Ok, I understand what's going on here now. This is a tricky case and we need to think carefully about what the right fix is.
The problem generally is that we can splat non-tuple objects (arrays, sets, custom types etc) and this currently means they'll get a tuple gradient. This is potentially surprising and doesn't give a good error message if it goes wrong.
julia> gradient(x -> +(x...), [1, 2, 3])[1]
(1, 1, 1)
There are a few different options here:
- Define a way for custom types to participate in
_emptyand_unapply(similar to what you have here, but user-extensible and without closing over inputs). This has the downside that any user-defined iterable type will break if splatted, unless people hook into a somewhat obscure Zygote API. - Define tuples as valid gradients for iterables, in which case the fix is closer to #404. Still potentially surprising, especially in the REPL, but possibly more natural to support.
- Rewrite
Core._apply(f, xs)toCore._apply(f, collect_tuple(xs)). The idea would be to differentiate through thecollect_tuplecall, which uses iteration etc. as normal, meaning it will always produce a gradient of the correct type.
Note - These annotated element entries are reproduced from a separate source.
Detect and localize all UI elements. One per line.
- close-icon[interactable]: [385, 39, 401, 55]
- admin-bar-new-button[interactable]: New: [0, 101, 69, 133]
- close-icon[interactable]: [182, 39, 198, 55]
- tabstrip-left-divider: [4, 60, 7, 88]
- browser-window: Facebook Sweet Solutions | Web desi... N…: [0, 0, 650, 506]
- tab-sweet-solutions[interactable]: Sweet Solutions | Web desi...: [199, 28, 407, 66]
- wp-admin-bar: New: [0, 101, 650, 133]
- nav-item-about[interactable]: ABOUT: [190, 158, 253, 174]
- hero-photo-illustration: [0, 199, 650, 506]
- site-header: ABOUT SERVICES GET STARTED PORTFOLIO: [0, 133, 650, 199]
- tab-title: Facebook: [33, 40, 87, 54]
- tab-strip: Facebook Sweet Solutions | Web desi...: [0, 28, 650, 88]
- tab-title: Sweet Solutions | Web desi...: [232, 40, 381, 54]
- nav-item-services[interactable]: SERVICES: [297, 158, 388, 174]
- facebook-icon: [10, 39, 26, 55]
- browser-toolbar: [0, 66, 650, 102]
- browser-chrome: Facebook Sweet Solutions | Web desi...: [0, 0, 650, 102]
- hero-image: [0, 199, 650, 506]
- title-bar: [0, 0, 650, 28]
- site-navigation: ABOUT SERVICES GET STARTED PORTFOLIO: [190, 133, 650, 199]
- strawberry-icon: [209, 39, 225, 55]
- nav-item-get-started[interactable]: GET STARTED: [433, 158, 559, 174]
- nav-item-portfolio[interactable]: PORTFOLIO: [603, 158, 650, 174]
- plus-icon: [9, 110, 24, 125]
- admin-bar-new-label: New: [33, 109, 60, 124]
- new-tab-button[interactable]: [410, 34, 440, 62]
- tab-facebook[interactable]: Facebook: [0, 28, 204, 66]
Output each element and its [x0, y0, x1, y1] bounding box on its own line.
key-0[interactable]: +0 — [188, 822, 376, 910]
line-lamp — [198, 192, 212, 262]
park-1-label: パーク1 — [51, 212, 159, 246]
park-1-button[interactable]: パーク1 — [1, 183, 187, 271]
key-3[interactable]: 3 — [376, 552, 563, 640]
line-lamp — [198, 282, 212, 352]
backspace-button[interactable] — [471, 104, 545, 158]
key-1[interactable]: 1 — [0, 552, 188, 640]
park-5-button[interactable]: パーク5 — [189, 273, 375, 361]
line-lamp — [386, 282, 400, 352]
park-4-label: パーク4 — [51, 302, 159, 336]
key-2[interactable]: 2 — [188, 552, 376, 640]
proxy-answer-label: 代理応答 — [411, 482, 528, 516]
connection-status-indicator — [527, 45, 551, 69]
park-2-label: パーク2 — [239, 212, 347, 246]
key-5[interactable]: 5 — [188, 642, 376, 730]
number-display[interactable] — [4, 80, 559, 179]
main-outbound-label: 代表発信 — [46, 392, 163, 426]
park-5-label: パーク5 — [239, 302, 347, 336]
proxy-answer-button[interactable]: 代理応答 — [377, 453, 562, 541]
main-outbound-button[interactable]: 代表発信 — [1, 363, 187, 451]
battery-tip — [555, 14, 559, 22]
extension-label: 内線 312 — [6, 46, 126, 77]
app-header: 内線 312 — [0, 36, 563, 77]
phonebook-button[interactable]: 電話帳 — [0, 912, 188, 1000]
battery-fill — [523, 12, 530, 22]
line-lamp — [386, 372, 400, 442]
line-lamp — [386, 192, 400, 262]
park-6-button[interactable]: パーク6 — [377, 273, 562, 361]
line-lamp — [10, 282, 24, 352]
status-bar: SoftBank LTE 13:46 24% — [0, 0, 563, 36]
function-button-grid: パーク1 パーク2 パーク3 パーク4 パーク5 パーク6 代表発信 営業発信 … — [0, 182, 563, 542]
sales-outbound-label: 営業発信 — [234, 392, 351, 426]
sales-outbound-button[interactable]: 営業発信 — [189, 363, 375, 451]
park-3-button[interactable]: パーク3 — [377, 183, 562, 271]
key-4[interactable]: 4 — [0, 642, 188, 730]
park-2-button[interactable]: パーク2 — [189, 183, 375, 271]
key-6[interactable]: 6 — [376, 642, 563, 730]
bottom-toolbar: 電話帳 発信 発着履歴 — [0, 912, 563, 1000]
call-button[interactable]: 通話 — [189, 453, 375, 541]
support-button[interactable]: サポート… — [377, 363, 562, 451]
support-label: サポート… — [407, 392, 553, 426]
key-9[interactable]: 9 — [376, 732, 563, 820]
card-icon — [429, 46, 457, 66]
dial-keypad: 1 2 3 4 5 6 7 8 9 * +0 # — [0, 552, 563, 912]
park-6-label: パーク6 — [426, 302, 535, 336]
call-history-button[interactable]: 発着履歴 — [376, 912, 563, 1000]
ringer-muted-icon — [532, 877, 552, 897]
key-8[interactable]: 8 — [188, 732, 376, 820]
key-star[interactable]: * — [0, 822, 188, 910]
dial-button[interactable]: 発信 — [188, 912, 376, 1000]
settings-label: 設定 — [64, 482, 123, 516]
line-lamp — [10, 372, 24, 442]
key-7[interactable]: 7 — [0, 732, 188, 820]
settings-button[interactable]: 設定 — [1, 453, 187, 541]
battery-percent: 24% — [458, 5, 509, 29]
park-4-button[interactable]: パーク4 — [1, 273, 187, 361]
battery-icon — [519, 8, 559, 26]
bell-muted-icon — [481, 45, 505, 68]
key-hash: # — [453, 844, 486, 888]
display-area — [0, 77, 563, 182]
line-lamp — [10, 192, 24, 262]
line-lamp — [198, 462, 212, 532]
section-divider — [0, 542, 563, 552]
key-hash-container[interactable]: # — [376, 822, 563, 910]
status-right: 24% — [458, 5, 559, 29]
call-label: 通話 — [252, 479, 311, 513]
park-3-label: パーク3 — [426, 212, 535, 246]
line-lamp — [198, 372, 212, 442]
This has the least fragile behaviour but potentially adds overhead (though possibly only in cases that would be slow anyway; it's pretty easy to make the tuple case fast).
PoC for the last option, which I'm leaning towards:
julia> function collect_tuple(xs, state...)
next = iterate(xs, state...)
next === nothing && return ()
return (next[1], collect_tuple(xs, next[2])...)
end
julia> gradient(x -> +(collect_tuple(x)...), [1, 2, 3])[1]
3-element Array{Int64,1}:
1
1
1
should this be revived in order to fix https://github.com/FluxML/Zygote.jl/issues/599?